We will see what ends up happening. The really cool thing about what I get to do now is that I get to touch a little bit on all of those fields in real life. By managing my training, working on product development and fulfilling my sponsorship obligations, I get to learn and experience so many different things. It would be really hard for me to focus in one area.
MBA: Do you have any other career training?
Kyle: The only somewhat formal training I have is from this past summer, driving tractors while helping to build the Boise Bike Park.
MBA: Did you earn any awards in school?
MBA: What other sports do you like besides mountain biking?
Kyle: Motocross, rock climbing, swimming and football.
MBA: Have you competed in them?
Kyle: Yeah, just a few times, for fun. I have done some moto hare scrambles.
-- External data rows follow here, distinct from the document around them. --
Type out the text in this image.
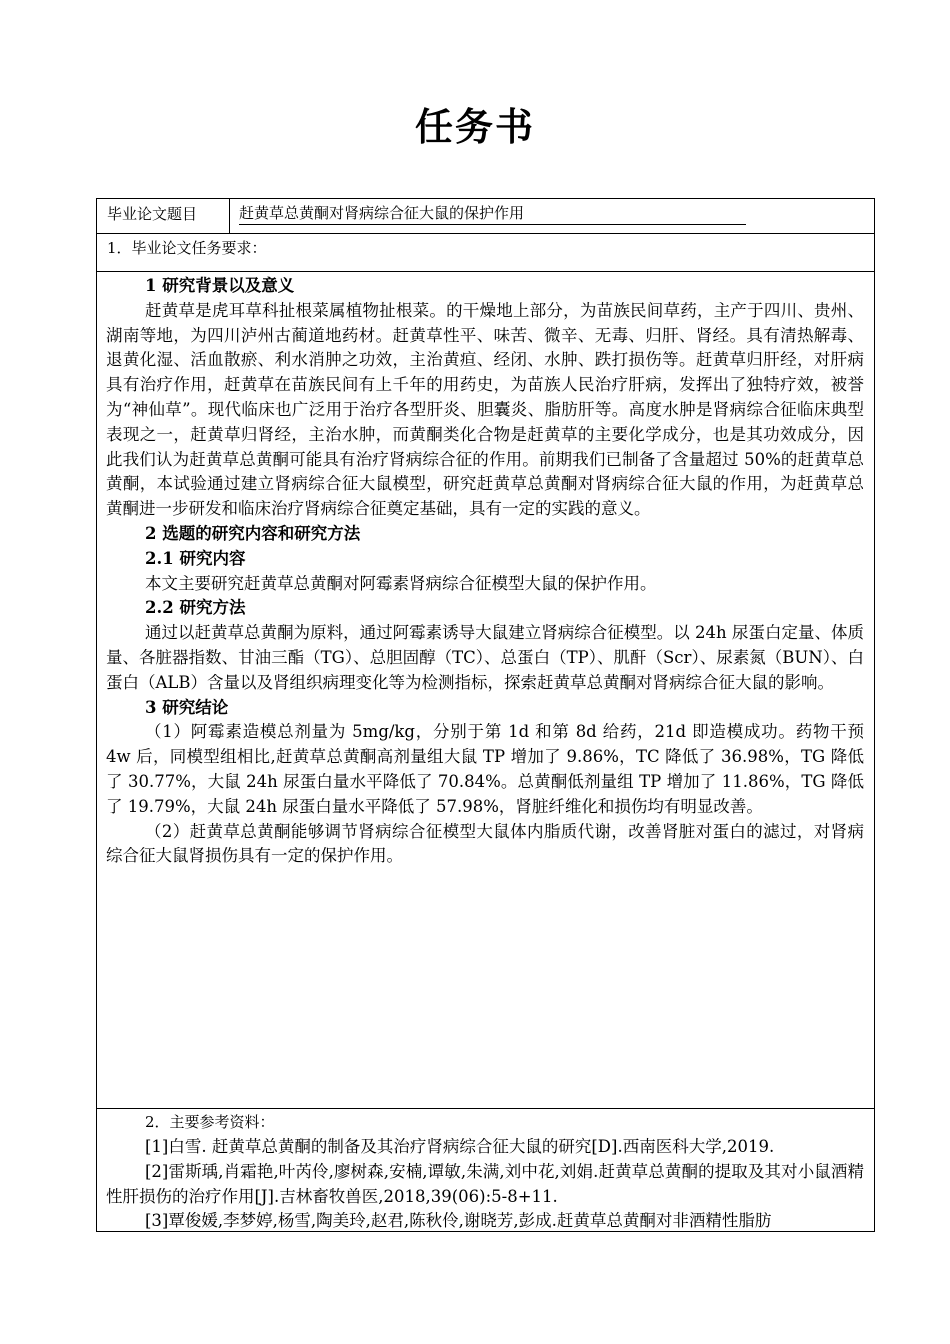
任务书
毕业论文题目	赶黄草总黄酮对肾病综合征大鼠的保护作用
1．毕业论文任务要求：

1 研究背景以及意义

赶黄草是虎耳草科扯根菜属植物扯根菜。的干燥地上部分，为苗族民间草药，主产于四川、贵州、湖南等地，为四川泸州古蔺道地药材。赶黄草性平、味苦、微辛、无毒、归肝、肾经。具有清热解毒、退黄化湿、活血散瘀、利水消肿之功效，主治黄疸、经闭、水肿、跌打损伤等。赶黄草归肝经，对肝病具有治疗作用，赶黄草在苗族民间有上千年的用药史，为苗族人民治疗肝病，发挥出了独特疗效，被誉为“神仙草”。现代临床也广泛用于治疗各型肝炎、胆囊炎、脂肪肝等。高度水肿是肾病综合征临床典型表现之一，赶黄草归肾经，主治水肿，而黄酮类化合物是赶黄草的主要化学成分，也是其功效成分，因此我们认为赶黄草总黄酮可能具有治疗肾病综合征的作用。前期我们已制备了含量超过 50%的赶黄草总黄酮，本试验通过建立肾病综合征大鼠模型，研究赶黄草总黄酮对肾病综合征大鼠的作用，为赶黄草总黄酮进一步研发和临床治疗肾病综合征奠定基础，具有一定的实践的意义。

2 选题的研究内容和研究方法

2.1 研究内容

本文主要研究赶黄草总黄酮对阿霉素肾病综合征模型大鼠的保护作用。

2.2 研究方法

通过以赶黄草总黄酮为原料，通过阿霉素诱导大鼠建立肾病综合征模型。以 24h 尿蛋白定量、体质量、各脏器指数、甘油三酯（TG）、总胆固醇（TC）、总蛋白（TP）、肌酐（Scr）、尿素氮（BUN）、白蛋白（ALB）含量以及肾组织病理变化等为检测指标，探索赶黄草总黄酮对肾病综合征大鼠的影响。

3 研究结论

（1）阿霉素造模总剂量为 5mg/kg，分别于第 1d 和第 8d 给药，21d 即造模成功。药物干预 4w 后，同模型组相比,赶黄草总黄酮高剂量组大鼠 TP 增加了 9.86%，TC 降低了 36.98%，TG 降低了 30.77%，大鼠 24h 尿蛋白量水平降低了 70.84%。总黄酮低剂量组 TP 增加了 11.86%，TG 降低了 19.79%，大鼠 24h 尿蛋白量水平降低了 57.98%，肾脏纤维化和损伤均有明显改善。

（2）赶黄草总黄酮能够调节肾病综合征模型大鼠体内脂质代谢，改善肾脏对蛋白的滤过，对肾病综合征大鼠肾损伤具有一定的保护作用。

2．主要参考资料：

[1]白雪. 赶黄草总黄酮的制备及其治疗肾病综合征大鼠的研究[D].西南医科大学,2019.

[2]雷斯瑀,肖霜艳,叶芮伶,廖树森,安楠,谭敏,朱满,刘中花,刘娟.赶黄草总黄酮的提取及其对小鼠酒精性肝损伤的治疗作用[J].吉林畜牧兽医,2018,39(06):5-8+11.

[3]覃俊媛,李梦婷,杨雪,陶美玲,赵君,陈秋伶,谢晓芳,彭成.赶黄草总黄酮对非酒精性脂肪
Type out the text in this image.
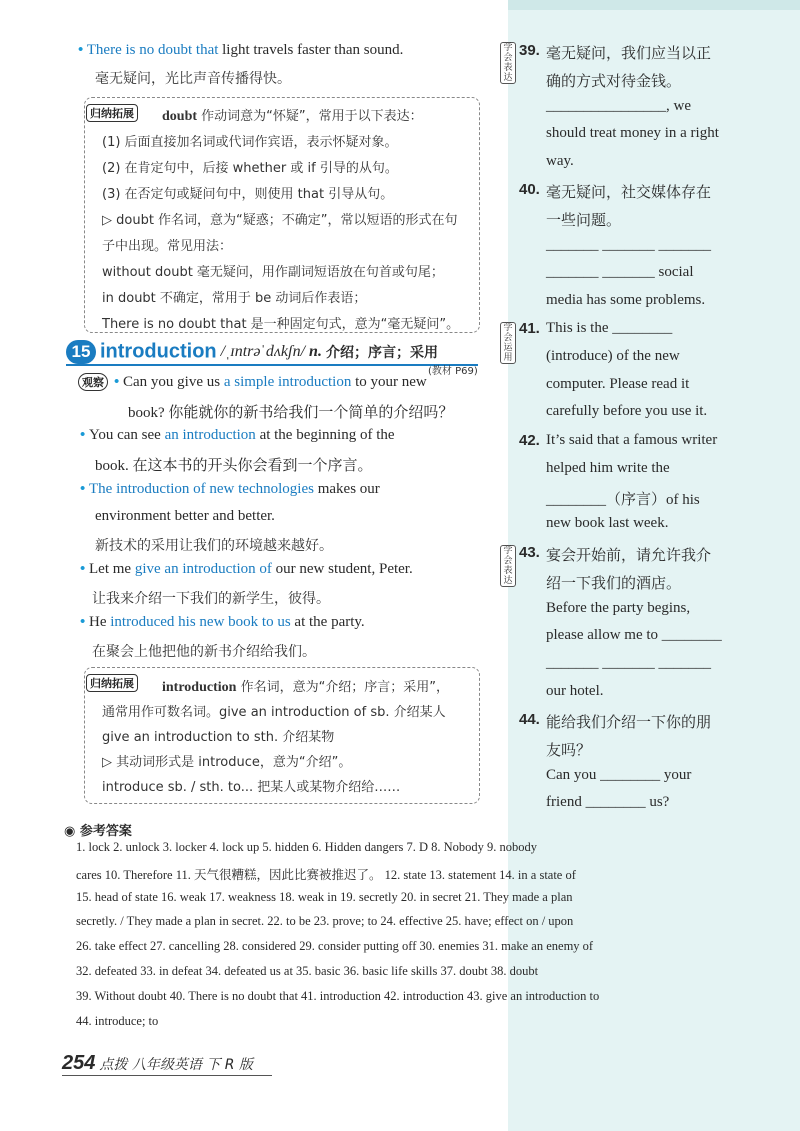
• There is no doubt that light travels faster than sound.
毫无疑问，光比声音传播得快。
归纳拓展 doubt 作动词意为“怀疑”，常用于以下表达：
(1) 后面直接加名词或代词作宾语，表示怀疑对象。
(2) 在肯定句中，后接 whether 或 if 引导的从句。
(3) 在否定句或疑问句中，则使用 that 引导从句。
▷ doubt 作名词，意为“疑惑；不确定”，常以短语的形式在句
子中出现。常见用法：
without doubt 毫无疑问，用作副词短语放在句首或句尾；
in doubt 不确定，常用于 be 动词后作表语；
There is no doubt that 是一种固定句式，意为“毫无疑问”。
15 introduction /ˌɪntrəˈdʌkʃn/ n. 介绍；序言；采用
(教材 P69)
观察 • Can you give us a simple introduction to your new
book? 你能就你的新书给我们一个简单的介绍吗？
• You can see an introduction at the beginning of the
book. 在这本书的开头你会看到一个序言。
• The introduction of new technologies makes our
environment better and better.
新技术的采用让我们的环境越来越好。
• Let me give an introduction of our new student, Peter.
让我来介绍一下我们的新学生，彼得。
• He introduced his new book to us at the party.
在聚会上他把他的新书介绍给我们。
归纳拓展 introduction 作名词，意为“介绍；序言；采用”，
通常用作可数名词。give an introduction of sb. 介绍某人
give an introduction to sth. 介绍某物
▷ 其动词形式是 introduce，意为“介绍”。
introduce sb. / sth. to... 把某人或某物介绍给……
学会表达
学会运用
学会表达
39. 毫无疑问，我们应当以正
确的方式对待金钱。
________________, we
should treat money in a right
way.
40. 毫无疑问，社交媒体存在
一些问题。
_______ _______ _______
_______ _______ social
media has some problems.
41. This is the ________
(introduce) of the new
computer. Please read it
carefully before you use it.
42. It’s said that a famous writer
helped him write the
________（序言）of his
new book last week.
43. 宴会开始前，请允许我介
绍一下我们的酒店。
Before the party begins,
please allow me to ________
_______ _______ _______
our hotel.
44. 能给我们介绍一下你的朋
友吗？
Can you ________ your
friend ________ us?
◉ 参考答案
1. lock 2. unlock 3. locker 4. lock up 5. hidden 6. Hidden dangers 7. D 8. Nobody 9. nobody
cares 10. Therefore 11. 天气很糟糕，因此比赛被推迟了。 12. state 13. statement 14. in a state of
15. head of state 16. weak 17. weakness 18. weak in 19. secretly 20. in secret 21. They made a plan
secretly. / They made a plan in secret. 22. to be 23. prove; to 24. effective 25. have; effect on / upon
26. take effect 27. cancelling 28. considered 29. consider putting off 30. enemies 31. make an enemy of
32. defeated 33. in defeat 34. defeated us at 35. basic 36. basic life skills 37. doubt 38. doubt
39. Without doubt 40. There is no doubt that 41. introduction 42. introduction 43. give an introduction to
44. introduce; to
254 点拨 八年级英语 下 R 版
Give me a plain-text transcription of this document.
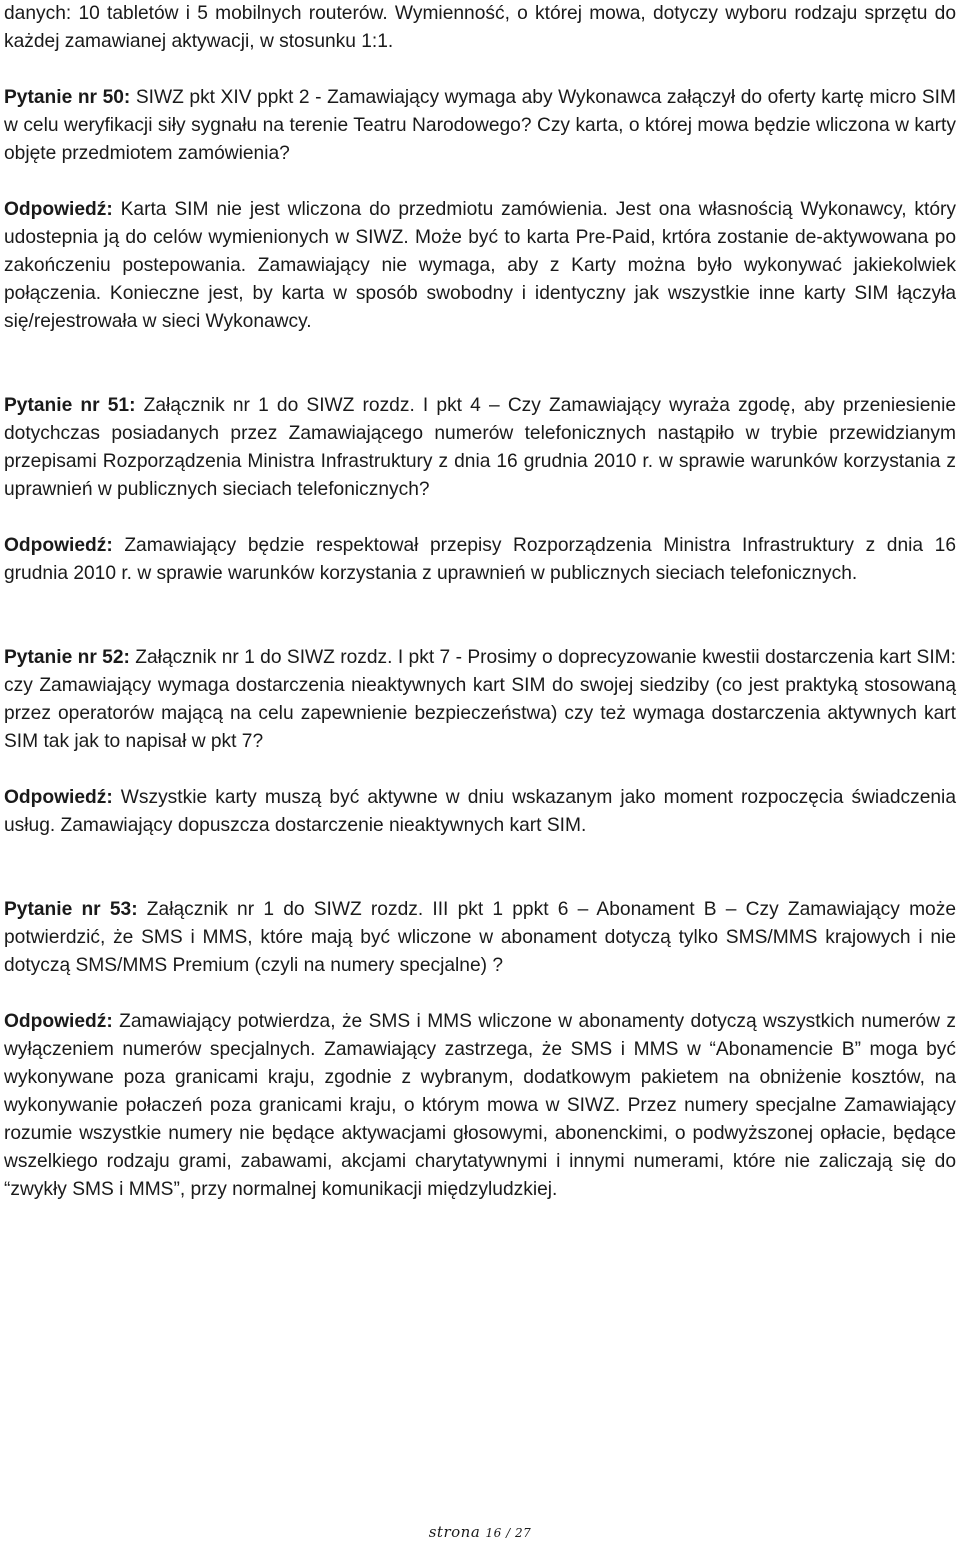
danych: 10 tabletów i 5 mobilnych routerów. Wymienność, o której mowa, dotyczy wyboru rodzaju sprzętu do każdej zamawianej aktywacji, w stosunku 1:1.

Pytanie nr 50: SIWZ pkt XIV ppkt 2 - Zamawiający wymaga aby Wykonawca załączył do oferty kartę micro SIM w celu weryfikacji siły sygnału na terenie Teatru Narodowego? Czy karta, o której mowa będzie wliczona w karty objęte przedmiotem zamówienia?

Odpowiedź: Karta SIM nie jest wliczona do przedmiotu zamówienia. Jest ona własnością Wykonawcy, który udostepnia ją do celów wymienionych w SIWZ. Może być to karta Pre-Paid, krtóra zostanie de-aktywowana po zakończeniu postepowania. Zamawiający nie wymaga, aby z Karty można było wykonywać jakiekolwiek połączenia. Konieczne jest, by karta w sposób swobodny i identyczny jak wszystkie inne karty SIM łączyła się/rejestrowała w sieci Wykonawcy.

Pytanie nr 51: Załącznik nr 1 do SIWZ rozdz. I pkt 4 – Czy Zamawiający wyraża zgodę, aby przeniesienie dotychczas posiadanych przez Zamawiającego numerów telefonicznych nastąpiło w trybie przewidzianym przepisami Rozporządzenia Ministra Infrastruktury z dnia 16 grudnia 2010 r. w sprawie warunków korzystania z uprawnień w publicznych sieciach telefonicznych?

Odpowiedź: Zamawiający będzie respektował przepisy Rozporządzenia Ministra Infrastruktury z dnia 16 grudnia 2010 r. w sprawie warunków korzystania z uprawnień w publicznych sieciach telefonicznych.

Pytanie nr 52: Załącznik nr 1 do SIWZ rozdz. I pkt 7 - Prosimy o doprecyzowanie kwestii dostarczenia kart SIM: czy Zamawiający wymaga dostarczenia nieaktywnych kart SIM do swojej siedziby (co jest praktyką stosowaną przez operatorów mającą na celu zapewnienie bezpieczeństwa) czy też wymaga dostarczenia aktywnych kart SIM tak jak to napisał w pkt 7?

Odpowiedź: Wszystkie karty muszą być aktywne w dniu wskazanym jako moment rozpoczęcia świadczenia usług. Zamawiający dopuszcza dostarczenie nieaktywnych kart SIM.

Pytanie nr 53: Załącznik nr 1 do SIWZ rozdz. III pkt 1 ppkt 6 – Abonament B – Czy Zamawiający może potwierdzić, że SMS i MMS, które mają być wliczone w abonament dotyczą tylko SMS/MMS krajowych i nie dotyczą SMS/MMS Premium (czyli na numery specjalne) ?

Odpowiedź: Zamawiający potwierdza, że SMS i MMS wliczone w abonamenty dotyczą wszystkich numerów z wyłączeniem numerów specjalnych. Zamawiający zastrzega, że SMS i MMS w “Abonamencie B” moga być wykonywane poza granicami kraju, zgodnie z wybranym, dodatkowym pakietem na obniżenie kosztów, na wykonywanie połaczeń poza granicami kraju, o którym mowa w SIWZ. Przez numery specjalne Zamawiający rozumie wszystkie numery nie będące aktywacjami głosowymi, abonenckimi, o podwyższonej opłacie, będące wszelkiego rodzaju grami, zabawami, akcjami charytatywnymi i innymi numerami, które nie zaliczają się do “zwykły SMS i MMS”, przy normalnej komunikacji międzyludzkiej.

strona 16 / 27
MBA: How well have you done?
Kyle: Nothing spectacular, just some podiums in the beginner class.
MBA: Can you tell us something interesting or unusual about yourself or your family that is not widely known.
Kyle: This one is hard. I am usually pretty open, so I don’t know what isn’t widely known. Maybe that I lived out of a van for all of 2017? I got really sick and tired of paying rent and just bailed. I had a storage unit in Chico and loaded up my van and just lived out of it all year as my apartment. I would shower at local gyms or jump hotel pool fences and sleep in random industrial parking lots where I could find other white vans that looked like mine. It was a really good learning experience, and I was able to spend a lot of time sorting through some personal issues and fears I hadn’t been able to address. I wouldn’t trade that experience for anything, but I am glad that phase is done. I have an awesome girlfriend up here in Boise, Idaho, and we just bought a house together, which has been really cool!